The explanatory variables have different scales and to be able to compare the estimates I wanted to standardize the estimates.
For that I use a standardisation method that has been developed by Gelman (2007), which is available in the arm
package.
Another method would be fine as well, however I use this for a different model, and I would like to use the same method to standardize my data.
However if I use this method, I get different $p$-values:
# without standardized data:
model1 <- glmer(bembryo ~ (s_edlength + s_bplength + s_tide)^2 + (1|Areasite), family=binomial(link = "logit"), nAGQ = 1, data=data)
Fixed effects:
Estimate Std.
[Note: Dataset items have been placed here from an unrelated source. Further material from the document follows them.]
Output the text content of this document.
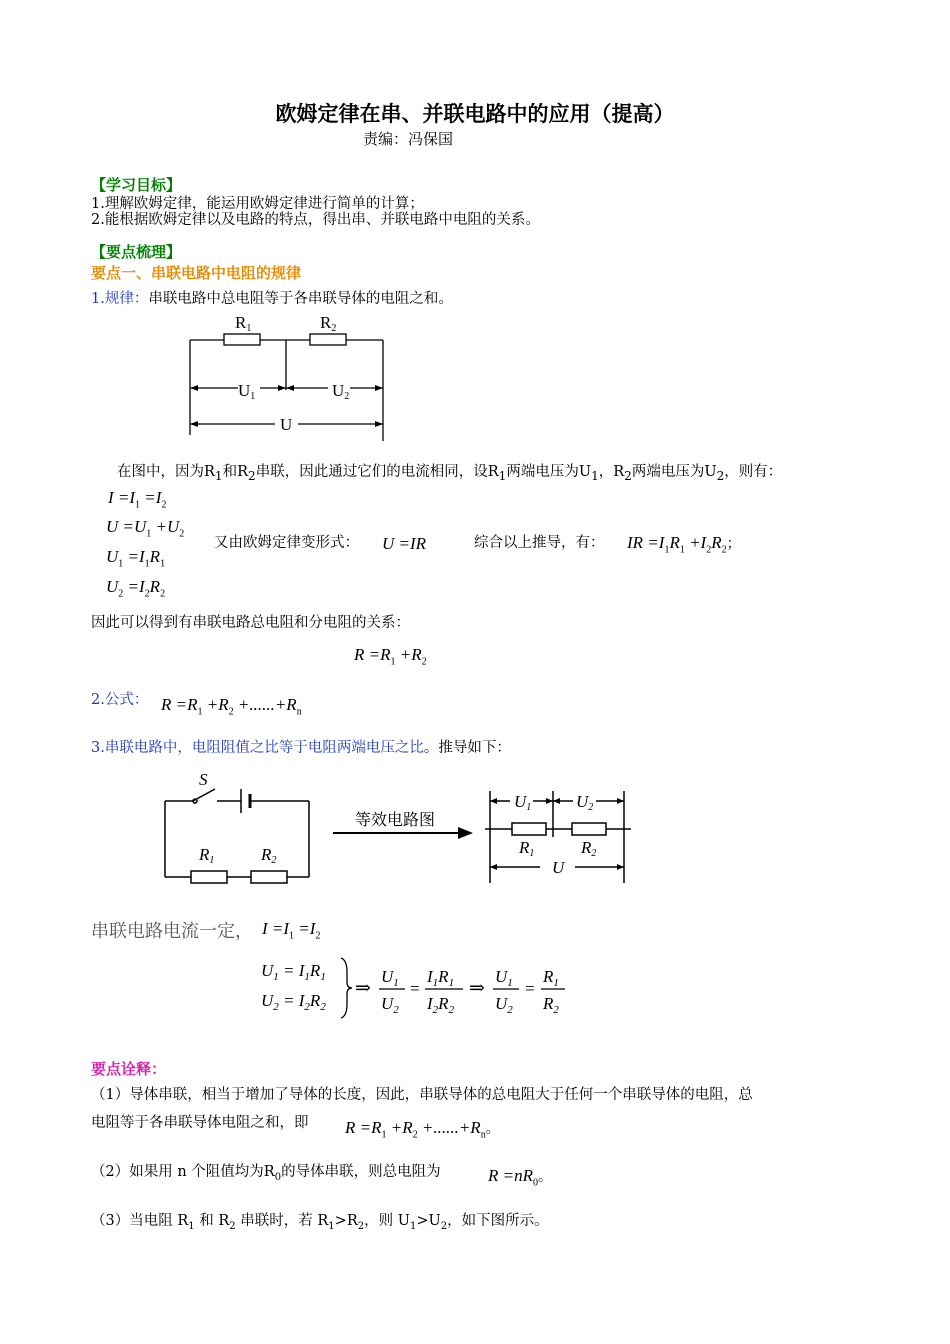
欧姆定律在串、并联电路中的应用（提高）
责编：冯保国
【学习目标】
1.理解欧姆定律，能运用欧姆定律进行简单的计算；
2.能根据欧姆定律以及电路的特点，得出串、并联电路中电阻的关系。
【要点梳理】
要点一、串联电路中电阻的规律
1.规律：串联电路中总电阻等于各串联导体的电阻之和。
R1	R2
U1	U2
U
在图中，因为$R_1$和$R_2$串联，因此通过它们的电流相同，设$R_1$两端电压为$U_1$，$R_2$两端电压为$U_2$，则有：
$I =I_1 =I_2$
$U =U_1 +U_2$
$U_1 =I_1R_1$
$U_2 =I_2R_2$
又由欧姆定律变形式： U =IR	综合以上推导，有： IR $=I_1R_1 +I_2R_2$；
因此可以得到有串联电路总电阻和分电阻的关系：
$R =R_1 +R_2$
2.公式： $R =R_1 +R_2 +......+R_n$
3.串联电路中，电阻阻值之比等于电阻两端电压之比。推导如下：
S
R1	R2
等效电路图
U1	U2
R1	R2
U
串联电路电流一定， $I =I_1 =I_2$
$U_1 = I_1R_1$
$U_2 = I_2R_2$
⇒
$U_1$
$U_2$
=
$I_1R_1$
$I_2R_2$
⇒
$U_1$
$U_2$
=
$R_1$
$R_2$
要点诠释：
（1）导体串联，相当于增加了导体的长度，因此，串联导体的总电阻大于任何一个串联导体的电阻，总
电阻等于各串联导体电阻之和，即 $R =R_1 +R_2 +......+R_n$。
（2）如果用 n 个阻值均为$R_0$的导体串联，则总电阻为	$R =nR_0$。
（3）当电阻 $R_1$ 和 $R_2$ 串联时，若 $R_1>R_2$，则 $U_1>U_2$，如下图所示。
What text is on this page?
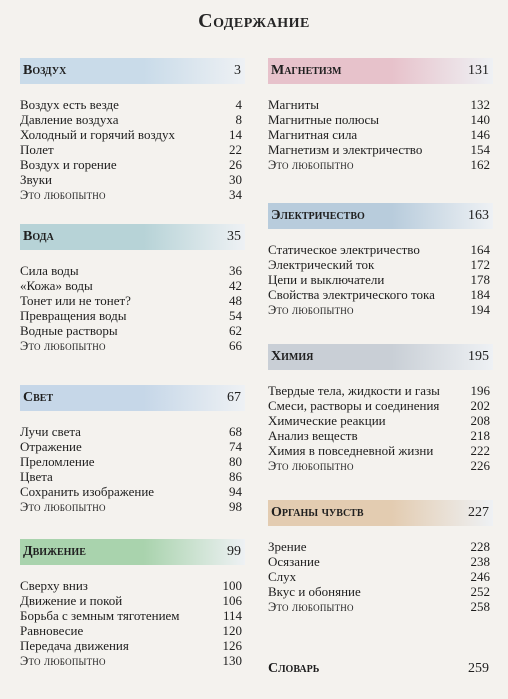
Содержание
Воздух	3
Воздух есть везде	4
Давление воздуха	8
Холодный и горячий воздух	14
Полет	22
Воздух и горение	26
Звуки	30
Это любопытно	34
Вода	35
Сила воды	36
«Кожа» воды	42
Тонет или не тонет?	48
Превращения воды	54
Водные растворы	62
Это любопытно	66
Свет	67
Лучи света	68
Отражение	74
Преломление	80
Цвета	86
Сохранить изображение	94
Это любопытно	98
Движение	99
Сверху вниз	100
Движение и покой	106
Борьба с земным тяготением	114
Равновесие	120
Передача движения	126
Это любопытно	130
Магнетизм	131
Магниты	132
Магнитные полюсы	140
Магнитная сила	146
Магнетизм и электричество	154
Это любопытно	162
Электричество	163
Статическое электричество	164
Электрический ток	172
Цепи и выключатели	178
Свойства электрического тока	184
Это любопытно	194
Химия	195
Твердые тела, жидкости и газы 196
Смеси, растворы и соединения 202
Химические реакции	208
Анализ веществ	218
Химия в повседневной жизни	222
Это любопытно	226
Органы чувств	227
Зрение	228
Осязание	238
Слух	246
Вкус и обоняние	252
Это любопытно	258
Словарь	259
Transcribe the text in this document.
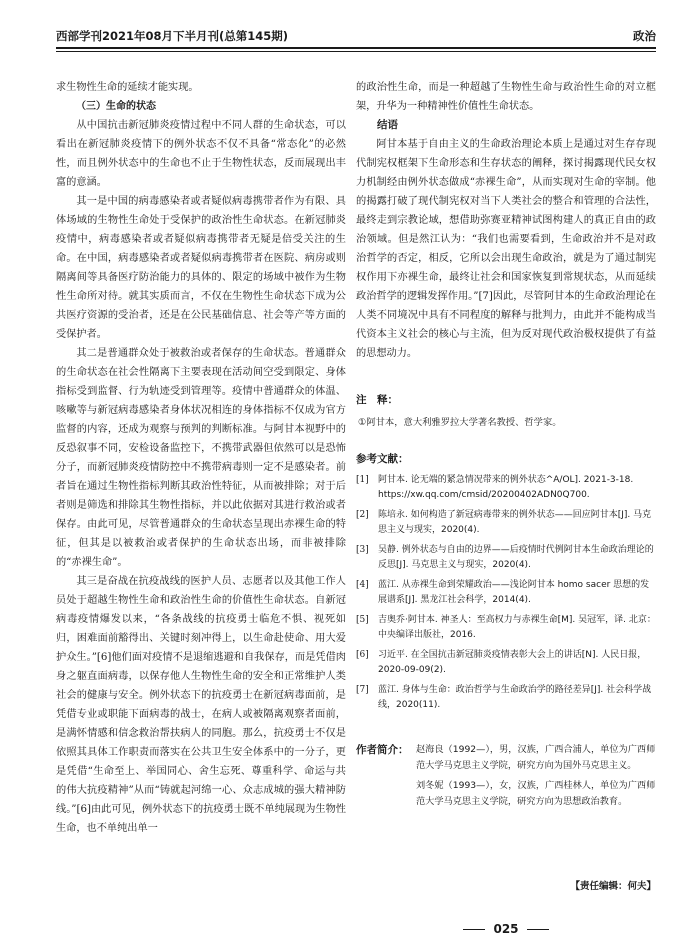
西部学刊2021年08月下半月刊(总第145期)	政治

求生物性生命的延续才能实现。

（三）生命的状态

从中国抗击新冠肺炎疫情过程中不同人群的生命状态，可以看出在新冠肺炎疫情下的例外状态不仅不具备“常态化”的必然性，而且例外状态中的生命也不止于生物性状态，反而展现出丰富的意涵。

其一是中国的病毒感染者或者疑似病毒携带者作为有限、具体场域的生物性生命处于受保护的政治性生命状态。在新冠肺炎疫情中，病毒感染者或者疑似病毒携带者无疑是倍受关注的生命。在中国，病毒感染者或者疑似病毒携带者在医院、病房或则隔离间等具备医疗防治能力的具体的、限定的场域中被作为生物性生命所对待。就其实质而言，不仅在生物性生命状态下成为公共医疗资源的受治者，还是在公民基础信息、社会等产等方面的受保护者。

其二是普通群众处于被救治或者保存的生命状态。普通群众的生命状态在社会性隔离下主要表现在活动间空受到限定、身体指标受到监督、行为轨迹受到管理等。疫情中普通群众的体温、咳嗽等与新冠病毒感染者身体状况相连的身体指标不仅成为官方监督的内容，还成为观察与预判的判断标准。与阿甘本视野中的反恐叙事不同，安检设备监控下，不携带武器但依然可以是恐怖分子，而新冠肺炎疫情防控中不携带病毒则一定不是感染者。前者旨在通过生物性指标判断其政治性特征，从而被排除；对于后者则是筛选和排除其生物性指标，并以此依据对其进行救治或者保存。由此可见，尽管普通群众的生命状态呈现出赤裸生命的特征，但其是以被救治或者保护的生命状态出场，而非被排除的“赤裸生命”。

其三是奋战在抗疫战线的医护人员、志愿者以及其他工作人员处于超越生物性生命和政治性生命的价值性生命状态。自新冠病毒疫情爆发以来，“各条战线的抗疫勇士临危不惧、视死如归，困难面前豁得出、关键时刻冲得上，以生命赴使命、用大爱护众生。”[6]他们面对疫情不是退缩逃避和自我保存，而是凭借肉身之躯直面病毒，以保存他人生物性生命的安全和正常维护人类社会的健康与安全。例外状态下的抗疫勇士在新冠病毒面前，是凭借专业或职能下面病毒的战士，在病人或被隔离观察者面前，是满怀情感和信念救治帮扶病人的同胞。那么，抗疫勇士不仅是依照其具体工作职责而落实在公共卫生安全体系中的一分子，更是凭借“生命至上、举国同心、舍生忘死、尊重科学、命运与共的伟大抗疫精神”从而“铸就起河绵一心、众志成城的强大精神防线。”[6]由此可见，例外状态下的抗疫勇士既不单纯展现为生物性生命，也不单纯出单一

的政治性生命，而是一种超越了生物性生命与政治性生命的对立框架，升华为一种精神性价值性生命状态。

结语

阿甘本基于自由主义的生命政治理论本质上是通过对生存存现代制宪权框架下生命形态和生存状态的阐释，探讨揭露现代民女权力机制经由例外状态做成“赤裸生命”，从而实现对生命的宰制。他的揭露打破了现代制宪权对当下人类社会的整合和管理的合法性，最终走到宗教论域，想借助弥赛亚精神试图构建人的真正自由的政治领域。但是然江认为：“我们也需要看到，生命政治并不是对政治哲学的否定，相反，它所以会出现生命政治，就是为了通过制宪权作用下亦裸生命，最终让社会和国家恢复到常规状态，从而延续政治哲学的逻辑发挥作用。”[7]因此，尽管阿甘本的生命政治理论在人类不同境况中具有不同程度的解释与批判力，由此并不能构成当代资本主义社会的核心与主流，但为反对现代政治极权提供了有益的思想动力。

注　释：
①阿甘本，意大利雅罗拉大学著名教授、哲学家。
参考文献：
[1]	阿甘本. 论无端的紧急情况带来的例外状态^A/OL]. 2021-3-18. https://xw.qq.com/cmsid/20200402ADN0Q700.
[2]	陈培永. 如何构造了新冠病毒带来的例外状态——回应阿甘本[J]. 马克思主义与现实，2020(4).
[3]	吴静. 例外状态与自由的边界——后疫情时代例阿甘本生命政治理论的反思[J]. 马克思主义与现实，2020(4).
[4]	蓝江. 从赤裸生命到荣耀政治——浅论阿甘本 homo sacer 思想的发展谱系[J]. 黑龙江社会科学，2014(4).
[5]	吉奥乔·阿甘本. 神圣人：至高权力与赤裸生命[M]. 吴冠军，译. 北京：中央编译出版社，2016.
[6]	习近平. 在全国抗击新冠肺炎疫情表彰大会上的讲话[N]. 人民日报，2020-09-09(2).
[7]	蓝江. 身体与生命：政治哲学与生命政治学的路径差异[J]. 社会科学战线，2020(11).
作者简介： 赵海良（1992—），男，汉族，广西合浦人，单位为广西师范大学马克思主义学院，研究方向为国外马克思主义。
刘冬妮（1993—），女，汉族，广西桂林人，单位为广西师范大学马克思主义学院，研究方向为思想政治教育。
【责任编辑：何夫】
025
Error z value Pr(>|z|)
(Intercept) -1.81791 2.86350 -0.635 0.5255
s_edlength 12.33513 5.52290 2.233 0.0255 *
s_bplength -8.77016 4.74700 -1.847 0.0647 .
s_tide 1.54429 1.38453 1.115 0.2647
s_edlength:s_bplength -0.01579 0.14525 -0.109 0.9134
s_edlength:s_tide -4.77805 2.23256 -2.140 0.0323 *
s_bplength:s_tide 3.47744 1.89254 1.837 0.0661 .
# With standardized data:
model.full.stan <- standardize(model1)
Fixed effects:
Estimate Std. Error z value Pr(>|z|)
(Intercept) 3.1441 0.7192 4.372 1.23e-05 ***
z.s_edlength 5.9579 2.4137 2.468 0.0136 *
z.s_bplength -4.0340 2.1221 -1.901 0.0573 .
z.s_tide -1.3594 1.1632 -1.169 0.2425
z.s_edlength:z.s_bplength -0.1263 1.2467 -0.101 0.9193
z.s_edlength:z.s_tide -10.4140 4.9042 -2.123 0.0337 *
z.s_bplength:z.s_tide 7.9670 4.3625 1.826 0.0678 .
I am not really sure why this is happening.
I checked if it depends on the standardization method I use.
However, if I just use the function rescale
to scale my explanatory variables I also get different $p$-values.
I do not get different $p$-values when there is only one explanatory variables left, however that is not really helpful.
This same problem occurs when I use a lme
function from the nlme
package.
Although for this function the method of Gelman (2007) is not possible, I also get different $p$-values compared to the non-standardized model.
I am not sure why this is happening and I really would like to use standardized estimates, so I would hope that someone has a idea why this is happening.
Best Answer
The phenomenon you're seeing is not specific to
glmer
or mixed models. It is a consequence of (1) centering as well as scaling your input variables; (2) including interactions in your model. If you only scale, and don't center your variables (e.g. by usingscale(.,center=FALSE)
), or if you drop the interactions from the model, then you should see the magnitudes of your coefficients change, but the $Z$-statistics and $p$-values should remain identical. If you didn't have interactions in the model, then your estimated slopes would represent the marginal change in the response per unit of the predictor; because you have interactions, your estimated slopes are the change in the response per unit of the predictor at the zero value of the other variables included in the interaction; this makes the estimates sensitive to centering the other input variables.